11 março 2009

wicked


David Hume (1711-1776) era doze anos mais velho que Adam Smith (1723-1790). Nos últimos anos, viviam a dez quilómetros de distância na Escócia, David Hume vivia sozinho em Edimburgo, Adam Smith com a mãe em Kircaldy. Na casa de Hume havia um quarto para Smith: "Your chamber in my house is always unoccupied" (op. cit., p. 185), escrevia Hume ao amigo, reclamando a sua visita, dois meses antes de morrer.

Antes da sua morte, Hume nomeou Smith executor testamentário da sua obra, indicando-lhe precisamente o que era para ser publicado e o que não era. Em Dezembro de 1776, oito meses após a morte de Hume, o seu editor, William Strahan, escreveu a Smith solicitando-lhe mais material do filósofo para publicação, especialmente cartas. Smith respondeu-lhe assim:

"I know he always disliked the thought of his letters being published. He had been in long and intimate correspondence with a relation of his own who dyed a few years ago. When that genteman's health began to decline he was extremely anxious to get back his letters, least the heir should think of publishing them. They were accordingly returned and burnt as soon as returned. If a collection of Mr. Hume's letters [were to be made available] ... Many things would be published not fit to see the light to the great mortification of all those who wish well to his memory ..." (op. cit., pp. 223-4).

Escreve agora Ian S. Ross, o editor principal, no Prefácio da Correspondence of Adam Smith que tenho vindo a citar referindo-se à morte de Smith em 1790: "This feeling no doubt caused Smith to give instructions to his executors Joseph Black and James Hutton to commit his papers to the flames in the last week of his life" (op. cit., p. viii).

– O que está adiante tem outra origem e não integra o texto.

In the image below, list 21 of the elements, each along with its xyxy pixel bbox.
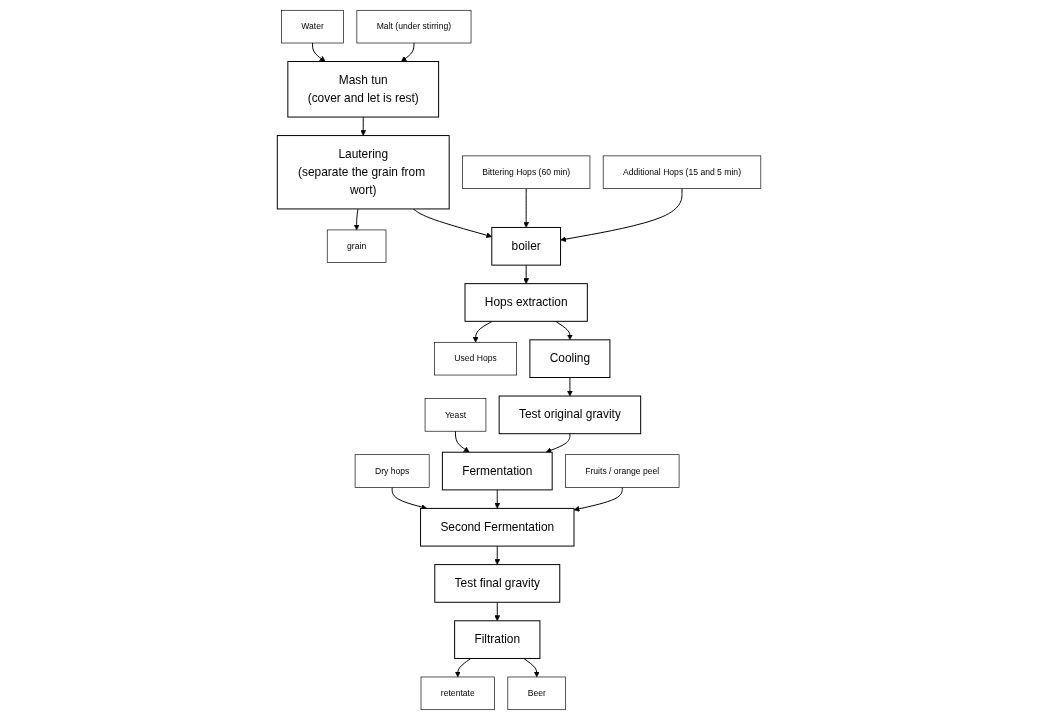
node-box: Test final gravity xyxy=(434,563,561,603)
node-box: Bittering Hops (60 min) xyxy=(462,155,591,189)
node-box: Used Hops xyxy=(434,341,517,375)
node-box: retentate xyxy=(420,676,495,710)
node-box: grain xyxy=(326,229,387,263)
node-box: Dry hops xyxy=(354,453,430,488)
node-box: Water xyxy=(281,9,344,43)
node-box: Fruits / orange peel xyxy=(565,453,680,488)
node-box: Second Fermentation xyxy=(420,507,575,547)
node-box: Additional Hops (15 and 5 min) xyxy=(602,155,762,189)
node-box: Mash tun (cover and let is rest) xyxy=(287,60,440,118)
node-box: Hops extraction xyxy=(464,282,588,322)
node-box: Cooling xyxy=(529,338,611,378)
node-box: Malt (under stirring) xyxy=(356,9,472,43)
node-box: Test original gravity xyxy=(498,395,642,434)
node-box: Yeast xyxy=(424,397,487,432)
node-box: Beer xyxy=(507,676,566,710)
node-box: boiler xyxy=(491,226,561,266)
node-box: Lautering (separate the grain from wort) xyxy=(276,134,450,209)
node-box: Fermentation xyxy=(441,451,553,490)
node-box: Filtration xyxy=(454,619,541,659)
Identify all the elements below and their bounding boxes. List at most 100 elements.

Ross parece um tanto perplexo perante a decisão e relembra uma afirmação de Smith nas suas "Lectures on Rethoric and Belles Lettres": "The smallest circunstances, the most minute transactions of a great man, are sought after with eagerness", tanto mais quanto é certo que Smith era ele próprio um apreciador dos pequenos detalhes da vida dos grandes homens: "We recall, too, the pleasure he took himself in knowing such details as that Milton wore latchets in his shoes". (op. cit., p. viii).

Porém, mesmo se a maior parte da correspondência de Hume e de Smith foi mandada destruir pelos próprios, naquela que sobreviveu, são frequentes as passagens, para além daquelas que já citei, que sugerem a homossexualidade de ambos, a relação íntima que mantiveram em vida e os períodos que passaram a sós. (Cf. também aqui, aqui e os últimos posts abaixo).

Em 1765 estavam ambos em França, o centro da imoralidade da época, David Hume como Embaixador de Inglaterra, Adam Smith como tutor do Duke of Buccleugh. Então em viagem por Toulouse acompanhando o discípulo, Smith escreveu assim ao amigo em Paris sobre os progressos do seu educando: "He has read almost all your works several times over, and was it not for the more wholesome doctrine which I take care to instill into him, I am afraid he might be in danger of adopting some of your wicked Principles..." (op. cit., p. 105). "Wicked" significa perverso, pecaminoso, corrompido.

Adam Smith sabia que a filosofia moral de David Hume era uma moralidade perversa que se destinava em primeiro lugar a cobrir a sua própria homossexualidade. Ainda hoje, passados mais de duzentos anos, os admiradores de David Hume parecem exibir uma certa propensão para apreciar as protuberâncias do corpo humano masculino.